Mario se mira en el espejo, se atusa el pelo y sonríe; plancha su camisa con las manos. Hugo le espera en la habitación de al lado, dando el último sorbo a su penúltimo café. Café negro. Mario y Hugo. Hugo y Mario. Comparten habitación y hotel. Frente a su puerta hacen cola 45 periodistas. Son las estrellas cinematográficas del momento. Conceden entrevistas. Siete minutos de preguntas y respuestas, cronómetro en mano. Ellos y sus vecinos: Alex, Carmen, Carolina y Jaime han tomado la segunda planta del hotel más lujoso de San Sebastián.

Hay un lugar estos días concentrado en estrellas. Un lugar donde actores, directores, actrices, periodistas, reporteros gráficos, exhibidores, distribuidores y productores trabajan en los adentros y en las afuera del cine. Arrejuntados, todos, en apenas unos metros cuadrados. Hay una calle en San Sebastián, frente al hotel más lujoso de la ciudad, en la que estos días se concentran historias de histeria, de paroxismo, desfallecimientos e insomnios. Una calle en la que se retienen los fluídos y se espesa la respiración. Una calle en la que se amasan fuertes dolores de cabeza, pérdidas de apetito y de pesadez abdominal.
Mario y Hugo se levantan del sillón victoriano. Cinco horas respondiendo a la prensa crómetro en mano son: 315 minutos y siete penúltimos cafés. Cafés negros. Hay que salir. Hay que estirar. Respirar hondo. Llega el momento. Llegan las fans. Hugo mira por la ventana. Enciende el penúltimo cigarrillo. Mario mira el reloj, estira por penúltima vez su pantalón. Ni una raya descolocada. Mario abotona el penúltimo botón de su camisa; mira a Hugo. Juntos bajan la penúltima escalera de caracol.
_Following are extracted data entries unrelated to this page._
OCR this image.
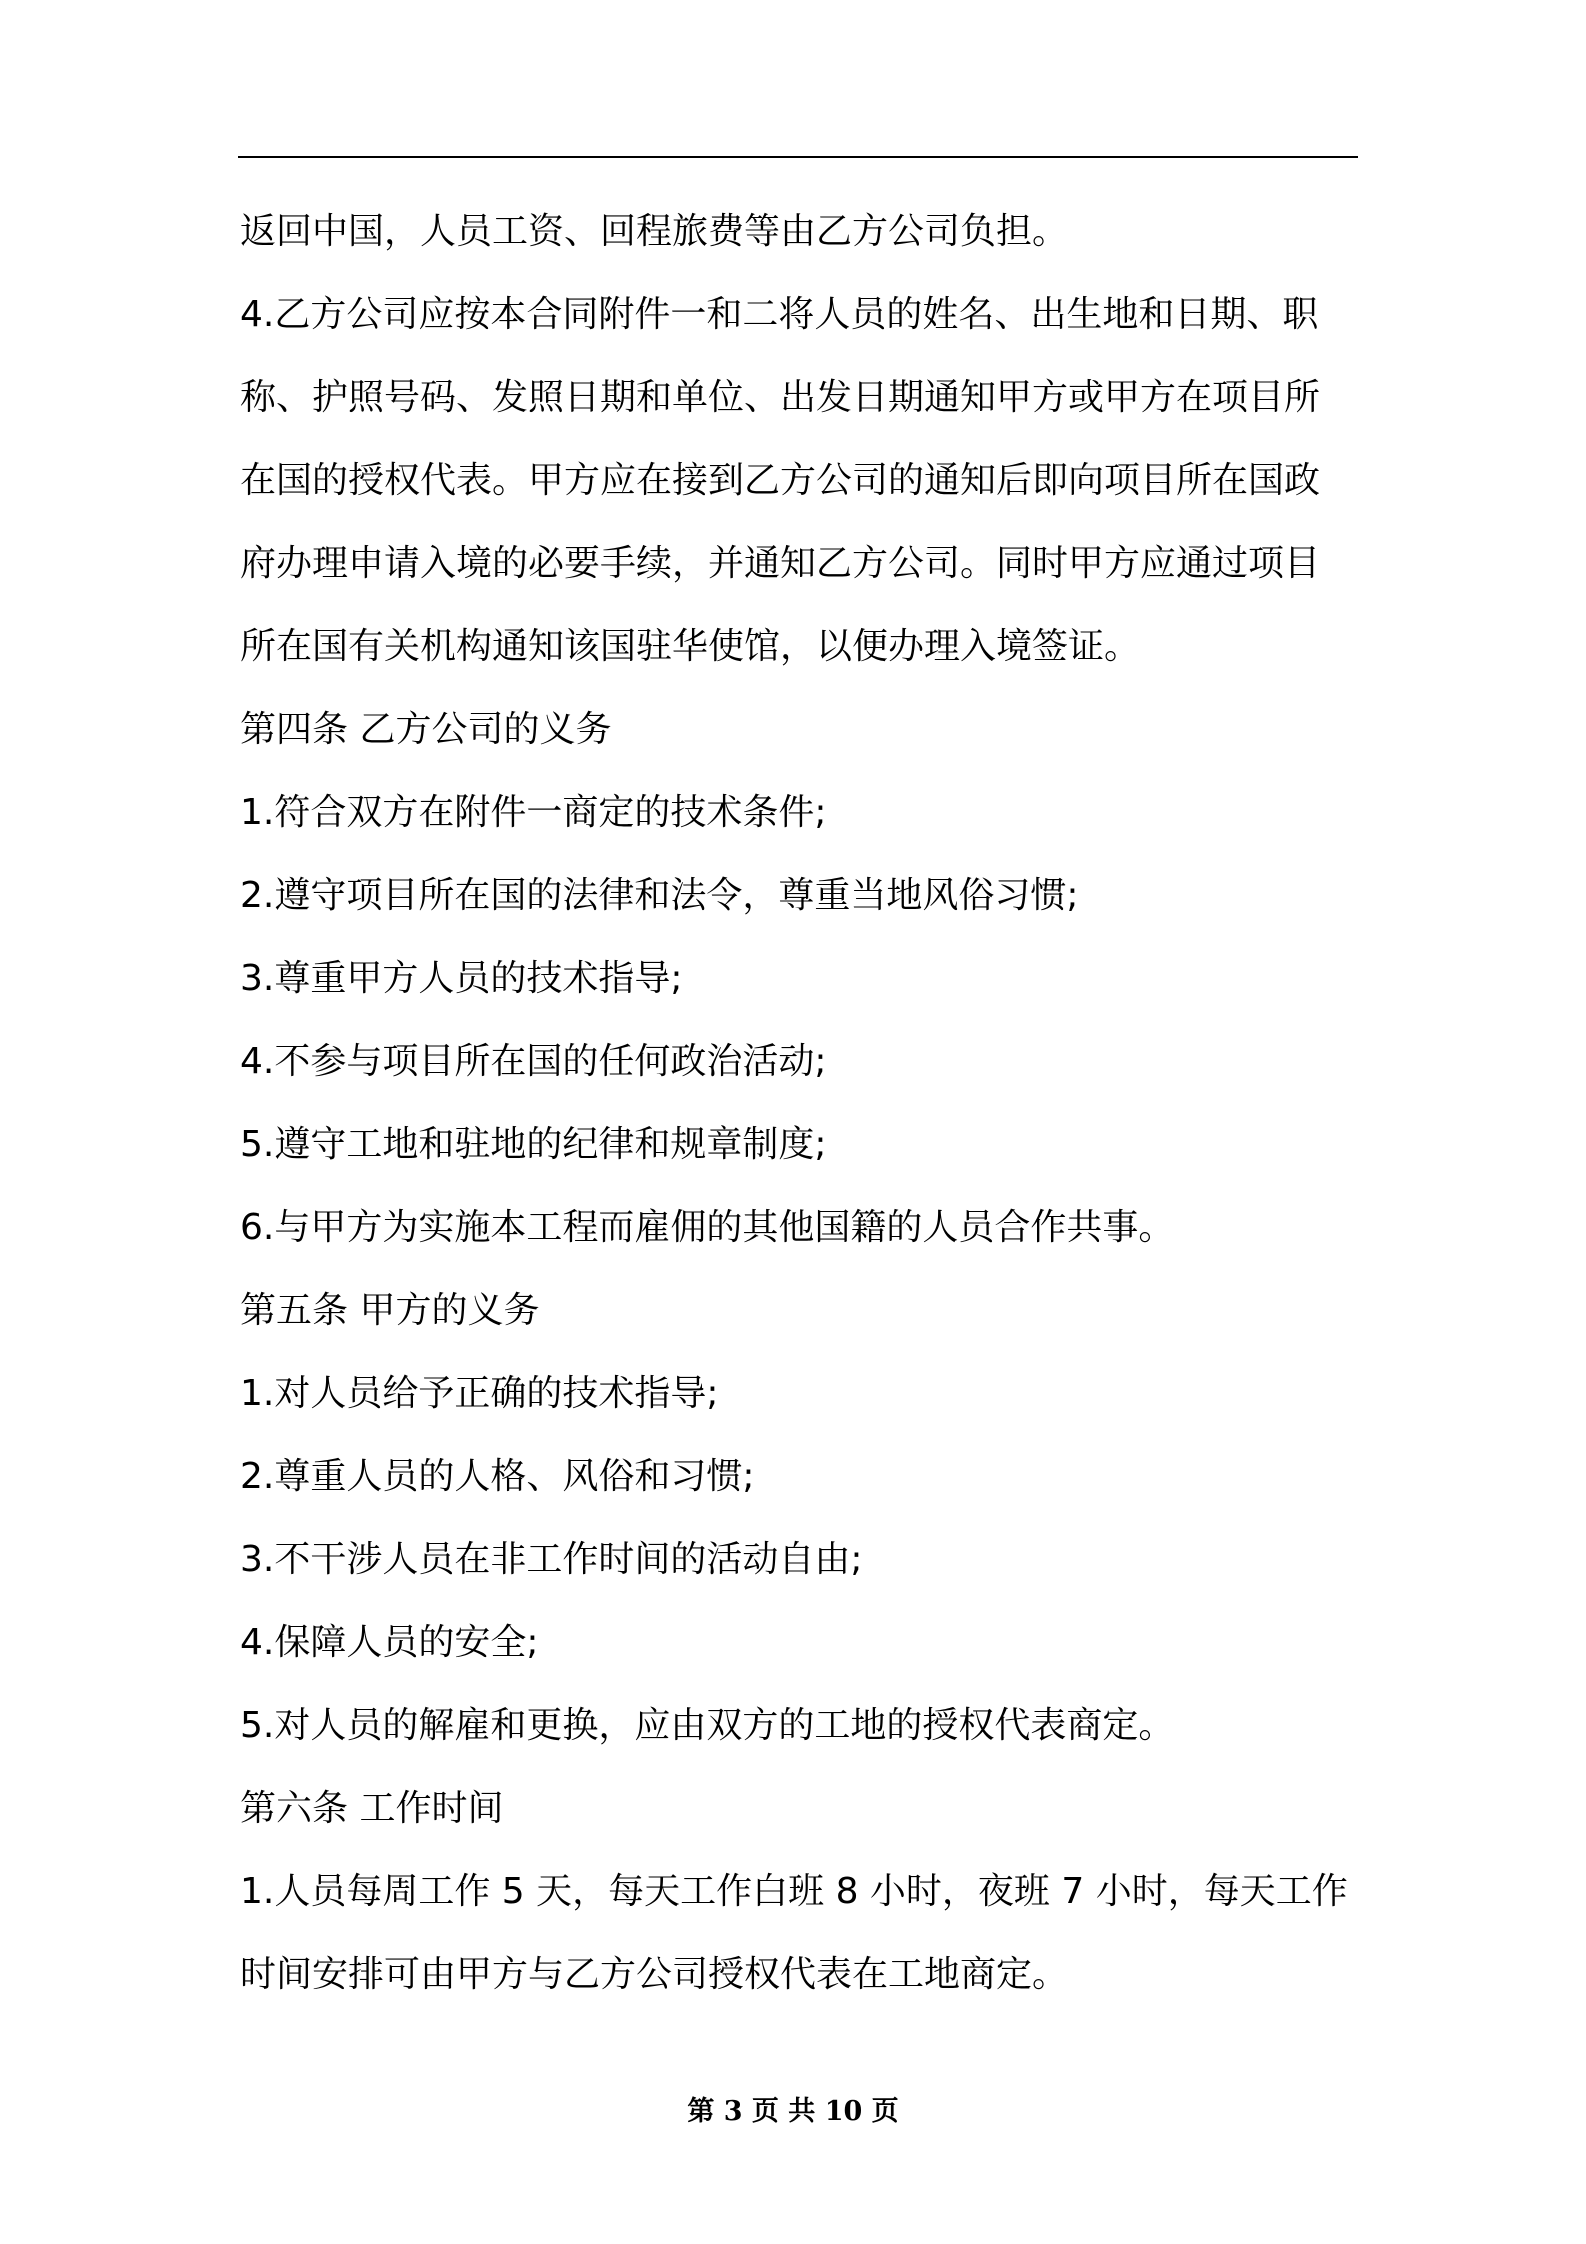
返回中国，人员工资、回程旅费等由乙方公司负担。
4.乙方公司应按本合同附件一和二将人员的姓名、出生地和日期、职
称、护照号码、发照日期和单位、出发日期通知甲方或甲方在项目所
在国的授权代表。甲方应在接到乙方公司的通知后即向项目所在国政
府办理申请入境的必要手续，并通知乙方公司。同时甲方应通过项目
所在国有关机构通知该国驻华使馆，以便办理入境签证。
第四条 乙方公司的义务
1.符合双方在附件一商定的技术条件;
2.遵守项目所在国的法律和法令，尊重当地风俗习惯;
3.尊重甲方人员的技术指导;
4.不参与项目所在国的任何政治活动;
5.遵守工地和驻地的纪律和规章制度;
6.与甲方为实施本工程而雇佣的其他国籍的人员合作共事。
第五条 甲方的义务
1.对人员给予正确的技术指导;
2.尊重人员的人格、风俗和习惯;
3.不干涉人员在非工作时间的活动自由;
4.保障人员的安全;
5.对人员的解雇和更换，应由双方的工地的授权代表商定。
第六条 工作时间
1.人员每周工作 5 天，每天工作白班 8 小时，夜班 7 小时，每天工作
时间安排可由甲方与乙方公司授权代表在工地商定。
第 3 页 共 10 页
Hay una ciudad en la que viven 185.000 vecinos y en la que estos días se venden 150.000 entradas de cine. Esa ciudad que consigue alargar el verano y mover en una semana 27 millones de euros de bolsillo en bolsillo.
Hay una vez en la vida en la que tienes que planchar el acongoje para que entre en la maleta, recoger del tinte los nervios y disimular en la trasera de la mochila tres noches de insomnio. Hay una vez en la vida en la que pisas -por primera vez- la alfombra roja del Festival Internacional de Cine de San Sebastián. Hay una primera vez y, para mí, esa vez ha sido esta.
Hugo y Mario atarviesan la puerta del hotel. Miles de adolescentes, mujeres, hermosas, sencillas o feas enloquecen. Apiladas gritan. Mario y Hugo pisan la calle. Al otro lado de la valla, miles de manos femeninas y un propósito: ganar un autógrafo a las manos masculinas. Ellas llevan de pie horas como siglos. A ellos nada les perturba. El mundo se mueve por impulsos invisibles. A ellas les basta con la ensoñación. Ellos viven una ficción paralela.
Hay un cine español que se promociona a la americana. Hay un cine español que que grita, que tiene insomnio; un cine que se queda sin espectadores, sin ingresos, un cine que soporta un IVA del 21%. Ojalá haya una vez en la que los autógrafos de Mario y Hugo consigan resucitar el cine español. Ojalá, esta vez, Las brujas de Zugarramurdi de Alex de la Iglesia hagan lo que hizo Lo Imposible de Juan Antonio Bayona esa otra vez.